National Action Plan to End Gender-Based Violence (GBV): Centering Community Needs & Voices

JOIN THE CONVERSATION – REGISTER BELOW FOR UPCOMING COMMUNITY ENGAGEMENT SESSIONS

The Immigrant Women National Network (IWNN); an initiative of the Newcomer Students’ Association (NSA), in partnership with The Canadian Arab Institute (CAI) are hosting 3 community engagement sessions to better understand GBV among immigrant and refugee women. We invite GBV service providers, GBV front-line workers, immigrant women survivors, and GBV researchers to take part in these sessions to provide their valuable input to the Federal Government’s development of the National Action Plan to End Gender-Based Violence.


Gender-based violence, specifically violence against women, has remained a prevalent problem in Canada. To tackle this problem, the Women and Gender Equality (WAGE) department of Canada is developing the National Action Plan to End Gender-Based Violence.

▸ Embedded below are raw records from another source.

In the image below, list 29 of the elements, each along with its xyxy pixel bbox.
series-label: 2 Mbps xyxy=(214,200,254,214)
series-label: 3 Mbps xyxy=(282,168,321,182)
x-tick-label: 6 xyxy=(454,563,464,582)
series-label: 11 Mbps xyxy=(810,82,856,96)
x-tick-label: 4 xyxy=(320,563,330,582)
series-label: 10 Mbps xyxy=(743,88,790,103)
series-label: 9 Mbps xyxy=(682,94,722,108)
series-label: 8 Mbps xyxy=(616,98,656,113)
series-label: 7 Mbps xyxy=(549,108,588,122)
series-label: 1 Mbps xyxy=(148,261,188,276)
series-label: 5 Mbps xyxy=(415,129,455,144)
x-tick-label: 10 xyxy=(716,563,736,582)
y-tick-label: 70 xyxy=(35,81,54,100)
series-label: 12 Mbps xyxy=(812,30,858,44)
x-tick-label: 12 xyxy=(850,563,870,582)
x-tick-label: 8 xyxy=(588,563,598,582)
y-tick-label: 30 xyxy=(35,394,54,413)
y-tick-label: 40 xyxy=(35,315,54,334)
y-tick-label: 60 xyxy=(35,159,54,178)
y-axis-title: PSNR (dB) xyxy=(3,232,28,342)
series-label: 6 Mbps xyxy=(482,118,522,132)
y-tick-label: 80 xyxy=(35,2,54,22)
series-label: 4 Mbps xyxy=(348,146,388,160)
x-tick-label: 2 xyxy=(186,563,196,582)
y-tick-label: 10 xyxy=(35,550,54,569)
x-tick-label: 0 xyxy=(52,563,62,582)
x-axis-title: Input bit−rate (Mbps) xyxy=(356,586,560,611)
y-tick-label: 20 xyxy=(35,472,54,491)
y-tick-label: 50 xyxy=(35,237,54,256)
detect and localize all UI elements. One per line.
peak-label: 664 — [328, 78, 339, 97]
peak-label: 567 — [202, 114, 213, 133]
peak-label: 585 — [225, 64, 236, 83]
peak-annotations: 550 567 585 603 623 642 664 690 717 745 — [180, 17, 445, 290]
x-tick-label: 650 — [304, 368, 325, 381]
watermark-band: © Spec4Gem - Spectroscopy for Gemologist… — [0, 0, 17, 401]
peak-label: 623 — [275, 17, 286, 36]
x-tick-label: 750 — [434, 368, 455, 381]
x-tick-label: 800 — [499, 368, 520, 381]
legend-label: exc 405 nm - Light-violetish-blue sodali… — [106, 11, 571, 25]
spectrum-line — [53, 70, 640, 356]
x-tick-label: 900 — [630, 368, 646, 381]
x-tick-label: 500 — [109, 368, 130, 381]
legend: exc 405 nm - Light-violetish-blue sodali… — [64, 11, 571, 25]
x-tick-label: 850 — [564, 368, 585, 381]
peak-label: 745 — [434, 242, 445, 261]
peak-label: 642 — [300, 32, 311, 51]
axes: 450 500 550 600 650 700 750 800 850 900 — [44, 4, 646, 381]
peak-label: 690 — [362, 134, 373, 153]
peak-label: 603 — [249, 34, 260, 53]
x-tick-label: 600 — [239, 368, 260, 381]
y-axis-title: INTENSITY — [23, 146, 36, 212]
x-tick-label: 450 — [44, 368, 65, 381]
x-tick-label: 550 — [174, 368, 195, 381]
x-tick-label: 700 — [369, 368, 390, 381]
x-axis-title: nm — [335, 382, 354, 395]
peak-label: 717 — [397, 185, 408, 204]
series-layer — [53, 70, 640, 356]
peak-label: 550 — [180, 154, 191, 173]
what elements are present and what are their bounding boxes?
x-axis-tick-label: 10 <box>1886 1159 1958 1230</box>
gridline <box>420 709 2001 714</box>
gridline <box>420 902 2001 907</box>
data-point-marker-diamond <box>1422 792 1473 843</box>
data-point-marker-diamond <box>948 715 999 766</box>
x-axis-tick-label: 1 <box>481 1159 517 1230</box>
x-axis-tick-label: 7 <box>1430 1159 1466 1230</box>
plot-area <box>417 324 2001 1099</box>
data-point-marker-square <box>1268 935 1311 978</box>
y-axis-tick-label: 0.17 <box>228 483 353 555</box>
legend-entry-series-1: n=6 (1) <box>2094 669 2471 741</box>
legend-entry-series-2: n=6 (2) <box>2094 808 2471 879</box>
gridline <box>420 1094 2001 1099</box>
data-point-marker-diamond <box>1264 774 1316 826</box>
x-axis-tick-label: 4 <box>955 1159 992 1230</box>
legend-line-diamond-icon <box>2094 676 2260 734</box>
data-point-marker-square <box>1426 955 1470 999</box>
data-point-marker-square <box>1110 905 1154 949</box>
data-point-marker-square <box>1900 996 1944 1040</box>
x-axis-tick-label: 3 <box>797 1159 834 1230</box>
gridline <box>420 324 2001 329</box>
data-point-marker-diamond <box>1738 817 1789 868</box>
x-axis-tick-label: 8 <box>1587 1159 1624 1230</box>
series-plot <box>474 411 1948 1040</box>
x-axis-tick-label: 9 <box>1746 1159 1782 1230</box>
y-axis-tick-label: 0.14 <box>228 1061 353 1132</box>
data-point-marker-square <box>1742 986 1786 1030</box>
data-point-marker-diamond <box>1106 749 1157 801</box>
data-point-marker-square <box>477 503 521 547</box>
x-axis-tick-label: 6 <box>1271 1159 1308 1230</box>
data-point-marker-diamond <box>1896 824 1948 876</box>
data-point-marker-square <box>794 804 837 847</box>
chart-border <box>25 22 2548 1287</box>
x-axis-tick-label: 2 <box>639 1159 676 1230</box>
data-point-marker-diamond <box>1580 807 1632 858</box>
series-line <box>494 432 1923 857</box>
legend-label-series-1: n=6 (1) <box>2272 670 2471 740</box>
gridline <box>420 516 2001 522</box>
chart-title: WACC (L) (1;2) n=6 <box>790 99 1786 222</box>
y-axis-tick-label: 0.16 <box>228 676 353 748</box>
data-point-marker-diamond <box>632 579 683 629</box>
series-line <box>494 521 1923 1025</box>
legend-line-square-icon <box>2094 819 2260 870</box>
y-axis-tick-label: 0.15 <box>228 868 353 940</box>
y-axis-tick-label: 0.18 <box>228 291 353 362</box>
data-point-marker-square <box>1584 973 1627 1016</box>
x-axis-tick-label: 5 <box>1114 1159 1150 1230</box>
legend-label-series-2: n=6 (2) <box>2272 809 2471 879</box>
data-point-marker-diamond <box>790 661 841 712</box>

YWCA Canada has generously funded several community organizations, including CAI and NSA, to run this community engagement initiative. This opportunity allows our organizations and the communities we represent, serve and work alongside, to provide input into this action plan. 

Each session will focus on the needs and priorities of a different demographic:

Focus on immigrant & refugee women

Focus on Arab immigrant women

Focus on young immigrant & refugee women in post-secondary education (ages 18-35)

The information gathered from these sessions will be submitted without names or identifying markers. Survivors are not expected to share stories of trauma; simply their recommendations to policymakers based on their knowledge, skills and lived experiences.

Once the sessions are complete, the information gathered will be compiled into a report and submitted to YWCA Canada. The findings will help WAGE develop the National Action Plan. This is an important opportunity for immigrant and refugee community members to ensure that the distinct intersectional needs of our community are recognized and addressed within the plan.

In the current understanding of GBV, there are numerous data gaps and more work needs to be done to have a fully intersectional understanding. GBV amongst the immigrant and refugee community consists of its own distinct challenges that have to be identified and addressed.